Tyrosine phosphorylation regulates ERβ ubiquitination, protein turnover, and inhibition of breast cancer

Unlike estrogen receptor beta (ER beta) that predominantly promotes hormone-dependent breast tumor growth, ER beta exhibits antitumor effects in a variety of cancer types. We recently identified a phosphotyrosine residue in ER beta, but not ER alpha, that dictates ER beta transcriptional activity and antitumor function.
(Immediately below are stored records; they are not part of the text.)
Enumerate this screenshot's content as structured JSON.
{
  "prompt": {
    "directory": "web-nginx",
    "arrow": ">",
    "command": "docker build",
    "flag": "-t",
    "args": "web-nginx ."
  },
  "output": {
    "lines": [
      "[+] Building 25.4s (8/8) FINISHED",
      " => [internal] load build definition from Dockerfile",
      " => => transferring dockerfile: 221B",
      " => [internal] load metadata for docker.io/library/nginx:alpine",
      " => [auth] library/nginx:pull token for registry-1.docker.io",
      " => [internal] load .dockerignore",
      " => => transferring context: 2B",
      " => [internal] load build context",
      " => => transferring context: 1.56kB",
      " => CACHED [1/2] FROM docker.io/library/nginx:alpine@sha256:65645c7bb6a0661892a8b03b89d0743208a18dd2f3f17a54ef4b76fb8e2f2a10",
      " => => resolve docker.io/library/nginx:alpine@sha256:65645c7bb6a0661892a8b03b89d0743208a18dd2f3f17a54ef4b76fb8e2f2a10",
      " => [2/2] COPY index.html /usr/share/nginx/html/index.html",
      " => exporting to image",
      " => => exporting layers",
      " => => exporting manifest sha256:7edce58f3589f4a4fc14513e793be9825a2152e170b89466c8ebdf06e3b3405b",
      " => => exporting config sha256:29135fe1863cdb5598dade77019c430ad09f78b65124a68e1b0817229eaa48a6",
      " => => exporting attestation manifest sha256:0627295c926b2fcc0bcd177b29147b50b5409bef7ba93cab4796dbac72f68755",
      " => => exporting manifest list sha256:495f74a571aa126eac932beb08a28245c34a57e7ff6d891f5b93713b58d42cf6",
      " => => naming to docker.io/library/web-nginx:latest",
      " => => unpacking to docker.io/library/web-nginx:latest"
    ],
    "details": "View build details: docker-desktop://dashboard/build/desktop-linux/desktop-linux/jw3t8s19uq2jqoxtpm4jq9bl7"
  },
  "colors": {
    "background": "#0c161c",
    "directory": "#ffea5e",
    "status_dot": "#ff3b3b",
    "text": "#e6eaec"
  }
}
We show here that this ER isotype-specific phosphotyrosine switch is important for regulating ER beta activity in cell proliferation, migration, and invasion. At the mechanistic level, phosphorylated ER beta, which recruits transcriptional coactivator p300, is in turn targeted by p300 for ubiquitination and proteasome-dependent protein turnover. Furthermore, ER beta-specific agonists such as S-equol enhance ER beta phosphorylation, suggesting a crosstalk between ligand- and posttranslational modification-dependent ER beta activation. Inhibition of xenograft tumor growth by S-equol is associated with reduced tumor Ki-67 expression and elevated ER beta tyrosine phosphorylation. Taken together, our data support the notion that phosphotyrosine-dependent ER beta signaling is an attractive target for anticancer treatment.